Illegal wildlife trade is on the rise in Singapore, according to statistics from the Agri-Food and Veterinary Authority (AVA). There were 97 cases reported last year, up from 68 cases the year before, and an almost three-fold increase from the 34 cases in 2000.
Star tortoises, turtle eggs, hard corals, snakes and iguanas are some of the most common illegal wildlife and wildlife products seized during AVA raids. In October last year, for example, 40,000 pieces of air-dried python and monitor lizard skins worth $800,000 were seized from an Indonesian tugboat carrying crates of plywood products here.
Wildlife trade is very lucrative, said Miss Lye Fong Keng, head of AVA's Wildlife Regulatory Branch. "Organised crimes may generate profits comparable to smuggling of arms, drugs or people. Globally, the illegal wildlife trade is estimated to be worth billions of US dollars annually."
The number of high-profile cases has led conservation groups to label Singapore a hub for illegal wildlife activities. Responded Miss Lye: "Singapore is strategically located in a region that is rich in biodiversity. AVA and other enforcement agencies such as the Immigration and Checkpoints Authority are working closely to step up checks on wildlife consignments that pass through Singapore."
The AVA also attributes the steady rise in the number of reported cases over the last few years to greater public awareness of the Convention on the International Trade in Endangered Species of Wild Fauna and Flora (Cites), which Singapore is a signatory of. Enforcement officers stationed at various checkpoints have also been educated on Cites, and the modes of wildlife smuggling operations.
The exploitation of Singapore's geography for illegal wildlife activities worries the local non-profit Animal Concerns Research and Education Society (Acres).
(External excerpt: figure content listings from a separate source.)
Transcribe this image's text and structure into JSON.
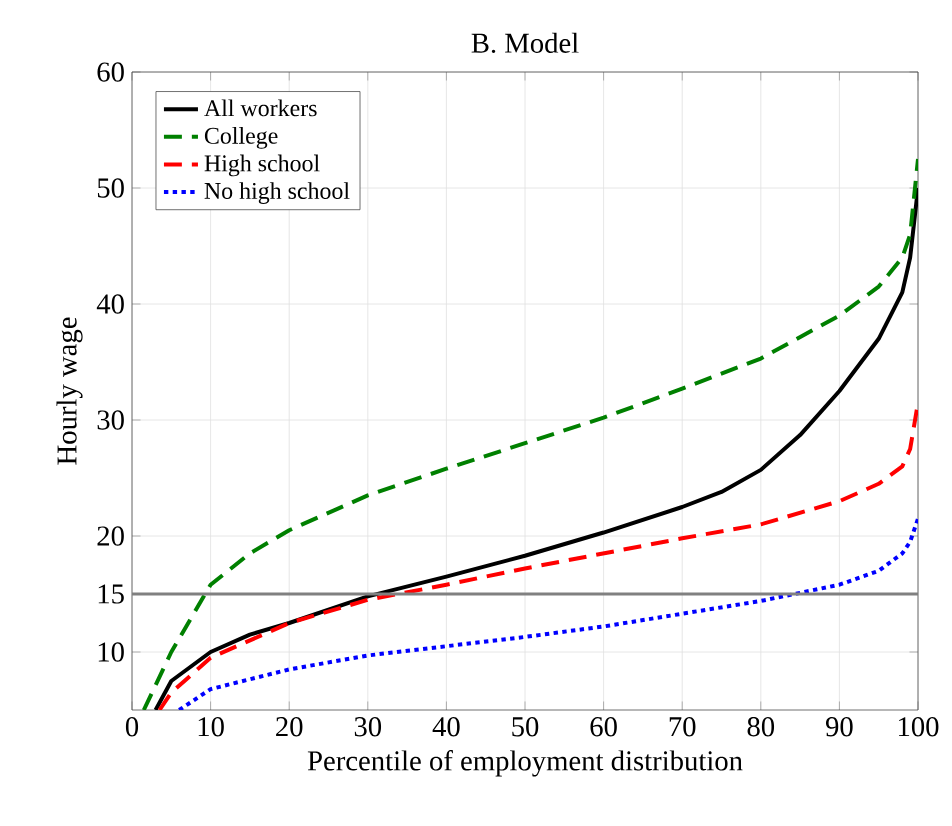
{
  "chart_data": {
    "type": "line",
    "title": "B. Model",
    "xlabel": "Percentile of employment distribution",
    "ylabel": "Hourly wage",
    "xlim": [
      0,
      100
    ],
    "ylim": [
      5,
      60
    ],
    "xticks": [
      0,
      10,
      20,
      30,
      40,
      50,
      60,
      70,
      80,
      90,
      100
    ],
    "yticks": [
      10,
      15,
      20,
      30,
      40,
      50,
      60
    ],
    "grid": true,
    "legend": "top left",
    "marker": "none",
    "ref_lines": [
      {
        "axis": "y",
        "value": 15,
        "color": "#808080",
        "line_style": "solid"
      }
    ],
    "series": [
      {
        "name": "All workers",
        "color": "#000000",
        "line_style": "solid",
        "x": [
          3,
          5,
          10,
          15,
          20,
          30,
          40,
          50,
          60,
          70,
          75,
          80,
          85,
          90,
          95,
          98,
          99,
          100
        ],
        "values": [
          5,
          7.5,
          10,
          11.5,
          12.5,
          14.8,
          16.5,
          18.3,
          20.3,
          22.5,
          23.8,
          25.7,
          28.7,
          32.5,
          37,
          41,
          44,
          50
        ]
      },
      {
        "name": "College",
        "color": "#008000",
        "line_style": "dashed",
        "x": [
          1.5,
          5,
          10,
          15,
          20,
          30,
          40,
          50,
          60,
          70,
          80,
          90,
          95,
          98,
          99,
          100
        ],
        "values": [
          5,
          10,
          15.8,
          18.5,
          20.5,
          23.5,
          25.8,
          28,
          30.2,
          32.7,
          35.3,
          39,
          41.5,
          44,
          46,
          52.5
        ]
      },
      {
        "name": "High school",
        "color": "#ff0000",
        "line_style": "dashed",
        "x": [
          3.5,
          5,
          10,
          20,
          30,
          40,
          50,
          60,
          70,
          80,
          90,
          95,
          98,
          99,
          100
        ],
        "values": [
          5,
          6.5,
          9.5,
          12.5,
          14.5,
          15.8,
          17.2,
          18.5,
          19.8,
          21,
          23,
          24.5,
          26,
          27.5,
          31.5
        ]
      },
      {
        "name": "No high school",
        "color": "#0000ff",
        "line_style": "dotted",
        "x": [
          6,
          10,
          20,
          30,
          40,
          50,
          60,
          70,
          80,
          90,
          95,
          98,
          99,
          100
        ],
        "values": [
          5,
          6.8,
          8.5,
          9.7,
          10.5,
          11.3,
          12.2,
          13.3,
          14.4,
          15.8,
          17,
          18.5,
          19.5,
          21.5
        ]
      }
    ]
  }
}
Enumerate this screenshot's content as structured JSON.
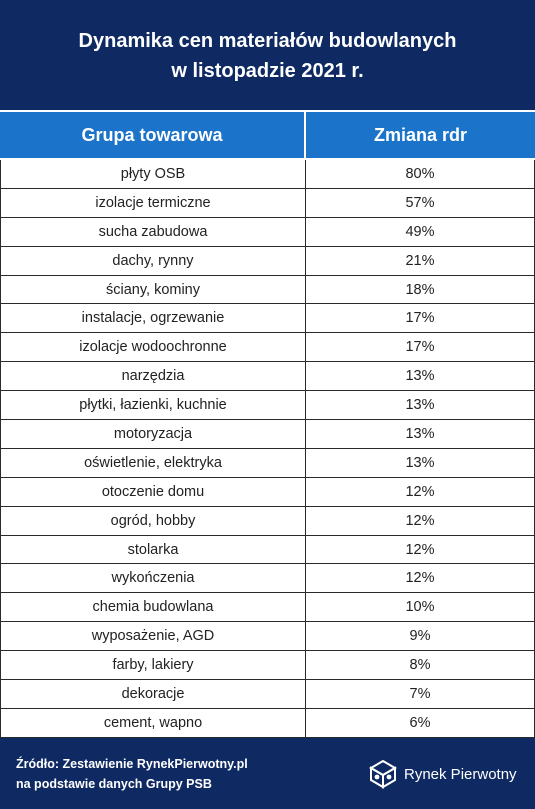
{
  "header": {
    "title_line1": "Dynamika cen materiałów budowlanych",
    "title_line2": "w listopadzie 2021 r."
  },
  "table": {
    "col1_header": "Grupa towarowa",
    "col2_header": "Zmiana rdr"
  },
  "chart_data": {
    "type": "table",
    "title": "Dynamika cen materiałów budowlanych w listopadzie 2021 r.",
    "columns": [
      "Grupa towarowa",
      "Zmiana rdr"
    ],
    "rows": [
      {
        "group": "płyty OSB",
        "change": "80%",
        "value": 80
      },
      {
        "group": "izolacje termiczne",
        "change": "57%",
        "value": 57
      },
      {
        "group": "sucha zabudowa",
        "change": "49%",
        "value": 49
      },
      {
        "group": "dachy, rynny",
        "change": "21%",
        "value": 21
      },
      {
        "group": "ściany, kominy",
        "change": "18%",
        "value": 18
      },
      {
        "group": "instalacje, ogrzewanie",
        "change": "17%",
        "value": 17
      },
      {
        "group": "izolacje wodoochronne",
        "change": "17%",
        "value": 17
      },
      {
        "group": "narzędzia",
        "change": "13%",
        "value": 13
      },
      {
        "group": "płytki, łazienki, kuchnie",
        "change": "13%",
        "value": 13
      },
      {
        "group": "motoryzacja",
        "change": "13%",
        "value": 13
      },
      {
        "group": "oświetlenie, elektryka",
        "change": "13%",
        "value": 13
      },
      {
        "group": "otoczenie domu",
        "change": "12%",
        "value": 12
      },
      {
        "group": "ogród, hobby",
        "change": "12%",
        "value": 12
      },
      {
        "group": "stolarka",
        "change": "12%",
        "value": 12
      },
      {
        "group": "wykończenia",
        "change": "12%",
        "value": 12
      },
      {
        "group": "chemia budowlana",
        "change": "10%",
        "value": 10
      },
      {
        "group": "wyposażenie, AGD",
        "change": "9%",
        "value": 9
      },
      {
        "group": "farby, lakiery",
        "change": "8%",
        "value": 8
      },
      {
        "group": "dekoracje",
        "change": "7%",
        "value": 7
      },
      {
        "group": "cement, wapno",
        "change": "6%",
        "value": 6
      }
    ]
  },
  "footer": {
    "source_line1": "Źródło: Zestawienie RynekPierwotny.pl",
    "source_line2": "na podstawie danych Grupy PSB",
    "logo_text": "Rynek Pierwotny",
    "logo_icon": "cube-logo-icon"
  },
  "colors": {
    "navy": "#0f2a63",
    "header_blue": "#1b74c9",
    "white": "#ffffff"
  }
}
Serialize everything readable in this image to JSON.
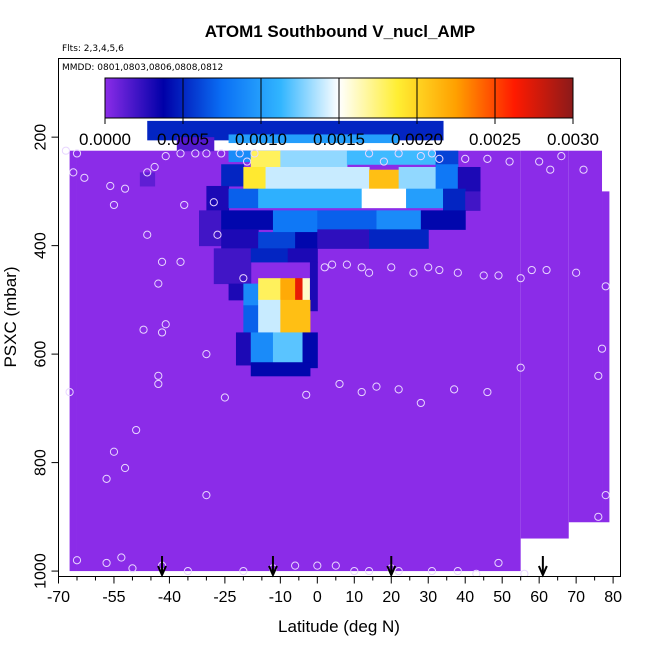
{
  "chart_data": {
    "type": "heatmap",
    "title": "ATOM1 Southbound V_nucl_AMP",
    "subtitle_flts": "Flts: 2,3,4,5,6",
    "subtitle_mmdd": "MMDD: 0801,0803,0806,0808,0812",
    "xlabel": "Latitude (deg N)",
    "ylabel": "PSXC (mbar)",
    "xlim": [
      -70,
      82
    ],
    "ylim": [
      1010,
      55
    ],
    "xticks": [
      -70,
      -55,
      -40,
      -25,
      -10,
      0,
      10,
      20,
      30,
      40,
      50,
      60,
      70,
      80
    ],
    "xtick_labels": [
      "-70",
      "-55",
      "-40",
      "-25",
      "-10",
      "0",
      "10",
      "20",
      "30",
      "40",
      "50",
      "60",
      "70",
      "80"
    ],
    "yticks": [
      200,
      400,
      600,
      800,
      1000
    ],
    "ytick_labels": [
      "200",
      "400",
      "600",
      "800",
      "1000"
    ],
    "colorbar": {
      "range": [
        0,
        0.003
      ],
      "ticks": [
        0,
        0.0005,
        0.001,
        0.0015,
        0.002,
        0.0025,
        0.003
      ],
      "tick_labels": [
        "0.0000",
        "0.0005",
        "0.0010",
        "0.0015",
        "0.0020",
        "0.0025",
        "0.0030"
      ],
      "colors": [
        "#8b2ce8",
        "#0000a8",
        "#0a6ff5",
        "#31b5ff",
        "#ffffff",
        "#ffee33",
        "#ffa000",
        "#ff1a00",
        "#8b1a1a"
      ]
    },
    "background_fill": {
      "value": 0.0,
      "regions": [
        {
          "x": [
            -67,
            -65
          ],
          "p": [
            225,
            1000
          ]
        },
        {
          "x": [
            -65,
            55
          ],
          "p": [
            225,
            1000
          ]
        },
        {
          "x": [
            55,
            68
          ],
          "p": [
            225,
            940
          ]
        },
        {
          "x": [
            68,
            77
          ],
          "p": [
            225,
            910
          ]
        },
        {
          "x": [
            77,
            79
          ],
          "p": [
            300,
            910
          ]
        }
      ]
    },
    "cells": [
      {
        "x": [
          -46,
          34
        ],
        "p": [
          170,
          205
        ],
        "v": 0.0005
      },
      {
        "x": [
          -24,
          22
        ],
        "p": [
          195,
          210
        ],
        "v": 0.001
      },
      {
        "x": [
          -38,
          -28
        ],
        "p": [
          200,
          225
        ],
        "v": 0.00015
      },
      {
        "x": [
          -24,
          34
        ],
        "p": [
          225,
          240
        ],
        "v": 0.0011
      },
      {
        "x": [
          -24,
          -18
        ],
        "p": [
          225,
          245
        ],
        "v": 0.0009
      },
      {
        "x": [
          -18,
          -10
        ],
        "p": [
          225,
          255
        ],
        "v": 0.0018
      },
      {
        "x": [
          -10,
          8
        ],
        "p": [
          225,
          255
        ],
        "v": 0.0013
      },
      {
        "x": [
          8,
          32
        ],
        "p": [
          225,
          250
        ],
        "v": 0.00115
      },
      {
        "x": [
          32,
          38
        ],
        "p": [
          225,
          260
        ],
        "v": 0.0006
      },
      {
        "x": [
          -26,
          -20
        ],
        "p": [
          250,
          290
        ],
        "v": 0.0005
      },
      {
        "x": [
          -20,
          -14
        ],
        "p": [
          255,
          295
        ],
        "v": 0.0019
      },
      {
        "x": [
          -14,
          14
        ],
        "p": [
          255,
          295
        ],
        "v": 0.0014
      },
      {
        "x": [
          14,
          22
        ],
        "p": [
          260,
          295
        ],
        "v": 0.0021
      },
      {
        "x": [
          22,
          32
        ],
        "p": [
          255,
          295
        ],
        "v": 0.0013
      },
      {
        "x": [
          32,
          38
        ],
        "p": [
          250,
          300
        ],
        "v": 0.0008
      },
      {
        "x": [
          38,
          44
        ],
        "p": [
          255,
          300
        ],
        "v": 0.0003
      },
      {
        "x": [
          -48,
          -44
        ],
        "p": [
          265,
          290
        ],
        "v": 0.00012
      },
      {
        "x": [
          -30,
          -24
        ],
        "p": [
          290,
          335
        ],
        "v": 0.0003
      },
      {
        "x": [
          -24,
          -16
        ],
        "p": [
          295,
          330
        ],
        "v": 0.0007
      },
      {
        "x": [
          -16,
          12
        ],
        "p": [
          295,
          330
        ],
        "v": 0.0011
      },
      {
        "x": [
          12,
          24
        ],
        "p": [
          295,
          330
        ],
        "v": 0.0015
      },
      {
        "x": [
          24,
          34
        ],
        "p": [
          295,
          330
        ],
        "v": 0.001
      },
      {
        "x": [
          34,
          40
        ],
        "p": [
          295,
          335
        ],
        "v": 0.0005
      },
      {
        "x": [
          40,
          44
        ],
        "p": [
          300,
          335
        ],
        "v": 0.0002
      },
      {
        "x": [
          -32,
          -26
        ],
        "p": [
          335,
          400
        ],
        "v": 0.0002
      },
      {
        "x": [
          -26,
          -12
        ],
        "p": [
          335,
          370
        ],
        "v": 0.0004
      },
      {
        "x": [
          -12,
          0
        ],
        "p": [
          335,
          375
        ],
        "v": 0.0008
      },
      {
        "x": [
          0,
          16
        ],
        "p": [
          335,
          370
        ],
        "v": 0.0007
      },
      {
        "x": [
          16,
          28
        ],
        "p": [
          335,
          370
        ],
        "v": 0.0009
      },
      {
        "x": [
          28,
          40
        ],
        "p": [
          335,
          370
        ],
        "v": 0.0004
      },
      {
        "x": [
          -26,
          -16
        ],
        "p": [
          370,
          405
        ],
        "v": 0.0003
      },
      {
        "x": [
          -16,
          -6
        ],
        "p": [
          375,
          405
        ],
        "v": 0.0006
      },
      {
        "x": [
          -6,
          0
        ],
        "p": [
          375,
          405
        ],
        "v": 0.0004
      },
      {
        "x": [
          0,
          14
        ],
        "p": [
          370,
          405
        ],
        "v": 0.00025
      },
      {
        "x": [
          14,
          30
        ],
        "p": [
          370,
          405
        ],
        "v": 0.0005
      },
      {
        "x": [
          -28,
          -18
        ],
        "p": [
          405,
          470
        ],
        "v": 0.0002
      },
      {
        "x": [
          -18,
          -8
        ],
        "p": [
          405,
          430
        ],
        "v": 0.0005
      },
      {
        "x": [
          -8,
          0
        ],
        "p": [
          405,
          430
        ],
        "v": 0.0003
      },
      {
        "x": [
          -24,
          -20
        ],
        "p": [
          470,
          500
        ],
        "v": 0.0003
      },
      {
        "x": [
          -20,
          -16
        ],
        "p": [
          470,
          510
        ],
        "v": 0.0009
      },
      {
        "x": [
          -16,
          -10
        ],
        "p": [
          460,
          500
        ],
        "v": 0.0018
      },
      {
        "x": [
          -10,
          -6
        ],
        "p": [
          460,
          500
        ],
        "v": 0.0022
      },
      {
        "x": [
          -6,
          -4
        ],
        "p": [
          460,
          500
        ],
        "v": 0.0027
      },
      {
        "x": [
          -4,
          -2
        ],
        "p": [
          460,
          500
        ],
        "v": 0.0016
      },
      {
        "x": [
          -2,
          0
        ],
        "p": [
          430,
          520
        ],
        "v": 0.0003
      },
      {
        "x": [
          -20,
          -16
        ],
        "p": [
          510,
          560
        ],
        "v": 0.0007
      },
      {
        "x": [
          -16,
          -10
        ],
        "p": [
          500,
          560
        ],
        "v": 0.0014
      },
      {
        "x": [
          -10,
          -2
        ],
        "p": [
          500,
          560
        ],
        "v": 0.0021
      },
      {
        "x": [
          -22,
          -18
        ],
        "p": [
          560,
          620
        ],
        "v": 0.0003
      },
      {
        "x": [
          -18,
          -12
        ],
        "p": [
          560,
          615
        ],
        "v": 0.0009
      },
      {
        "x": [
          -12,
          -4
        ],
        "p": [
          560,
          615
        ],
        "v": 0.0012
      },
      {
        "x": [
          -4,
          0
        ],
        "p": [
          560,
          625
        ],
        "v": 0.0004
      },
      {
        "x": [
          -18,
          -2
        ],
        "p": [
          615,
          640
        ],
        "v": 0.0004
      }
    ],
    "points": [
      [
        -68,
        225
      ],
      [
        -66,
        265
      ],
      [
        -63,
        275
      ],
      [
        -56,
        290
      ],
      [
        -52,
        295
      ],
      [
        -46,
        265
      ],
      [
        -44,
        255
      ],
      [
        -41,
        235
      ],
      [
        -37,
        230
      ],
      [
        -33,
        230
      ],
      [
        -30,
        230
      ],
      [
        -26,
        230
      ],
      [
        -21,
        230
      ],
      [
        -19,
        245
      ],
      [
        -17,
        230
      ],
      [
        14,
        230
      ],
      [
        18,
        245
      ],
      [
        22,
        230
      ],
      [
        28,
        235
      ],
      [
        31,
        230
      ],
      [
        33,
        240
      ],
      [
        40,
        240
      ],
      [
        46,
        240
      ],
      [
        52,
        245
      ],
      [
        60,
        245
      ],
      [
        63,
        260
      ],
      [
        66,
        235
      ],
      [
        72,
        260
      ],
      [
        -65,
        230
      ],
      [
        -55,
        325
      ],
      [
        -36,
        325
      ],
      [
        -28,
        320
      ],
      [
        -27,
        380
      ],
      [
        -46,
        380
      ],
      [
        -42,
        430
      ],
      [
        -37,
        430
      ],
      [
        -20,
        460
      ],
      [
        2,
        440
      ],
      [
        4,
        435
      ],
      [
        8,
        435
      ],
      [
        12,
        440
      ],
      [
        14,
        450
      ],
      [
        20,
        440
      ],
      [
        26,
        450
      ],
      [
        30,
        440
      ],
      [
        33,
        445
      ],
      [
        38,
        450
      ],
      [
        45,
        455
      ],
      [
        49,
        455
      ],
      [
        55,
        460
      ],
      [
        58,
        445
      ],
      [
        62,
        445
      ],
      [
        70,
        450
      ],
      [
        78,
        475
      ],
      [
        77,
        590
      ],
      [
        76,
        640
      ],
      [
        76,
        900
      ],
      [
        78,
        860
      ],
      [
        -43,
        470
      ],
      [
        -47,
        555
      ],
      [
        -43,
        640
      ],
      [
        -43,
        655
      ],
      [
        -41,
        545
      ],
      [
        -42,
        560
      ],
      [
        -30,
        600
      ],
      [
        -25,
        680
      ],
      [
        -3,
        675
      ],
      [
        6,
        655
      ],
      [
        12,
        670
      ],
      [
        16,
        660
      ],
      [
        22,
        665
      ],
      [
        28,
        690
      ],
      [
        37,
        665
      ],
      [
        46,
        670
      ],
      [
        55,
        625
      ],
      [
        -49,
        740
      ],
      [
        -55,
        780
      ],
      [
        -52,
        810
      ],
      [
        -57,
        830
      ],
      [
        -30,
        860
      ],
      [
        -53,
        975
      ],
      [
        -57,
        985
      ],
      [
        -50,
        995
      ],
      [
        -42,
        990
      ],
      [
        -35,
        1000
      ],
      [
        -20,
        1000
      ],
      [
        -12,
        995
      ],
      [
        -6,
        990
      ],
      [
        0,
        990
      ],
      [
        5,
        990
      ],
      [
        10,
        1000
      ],
      [
        14,
        1000
      ],
      [
        20,
        995
      ],
      [
        22,
        1000
      ],
      [
        31,
        1000
      ],
      [
        38,
        1000
      ],
      [
        43,
        1005
      ],
      [
        49,
        985
      ],
      [
        56,
        1005
      ],
      [
        -65,
        980
      ],
      [
        -67,
        670
      ]
    ],
    "arrows": [
      -42,
      -12,
      20,
      61
    ]
  }
}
The problem could be the lenient penalties for smugglers or owners of illegal wildlife and wildlife products, said its deputy executive director, Miss Tamara Emir. An offender currently faces a fine of up to $5,000 (or $10,000 for repeat offenders) and/or one year's jail term under the Endangered Species Act.
"There is a definite need to alter the current legislation. The penalty ought to be in relation to the number of animals involved, contrary to the current ruling of number of species. The penalty seems to be merely a slap on the wrist," she said. According to the AVA, there were four repeat offenders between the years 2000 and 2004.
Noting that greater affluence and the Internet have made Singaporeans more able and willing to purchase live exotic Ñ and often illegal Ñ wildlife as pets, Acres says that individuals have an important role to play in stopping illegal wildlife trade.
Last year, the AVA investigated 21 cases of people possessing live illegal wildlife. The largest seizure occurred on Dec 21, when 26 animals were confiscated [see AVA press release, 22 Dec 2004].
The AVA said there is a common misconception that keeping exotic wildlife as pets is "cool". It warns that these illegal animals can spread diseases to humans and domestic animals and keeping them in homes could compromise the animals' welfare.
Said Miss Lye: "It is not 'cool' to keep and show off exotic wildlife as pets. Keeping illegal exotic pets is an irresponsible act."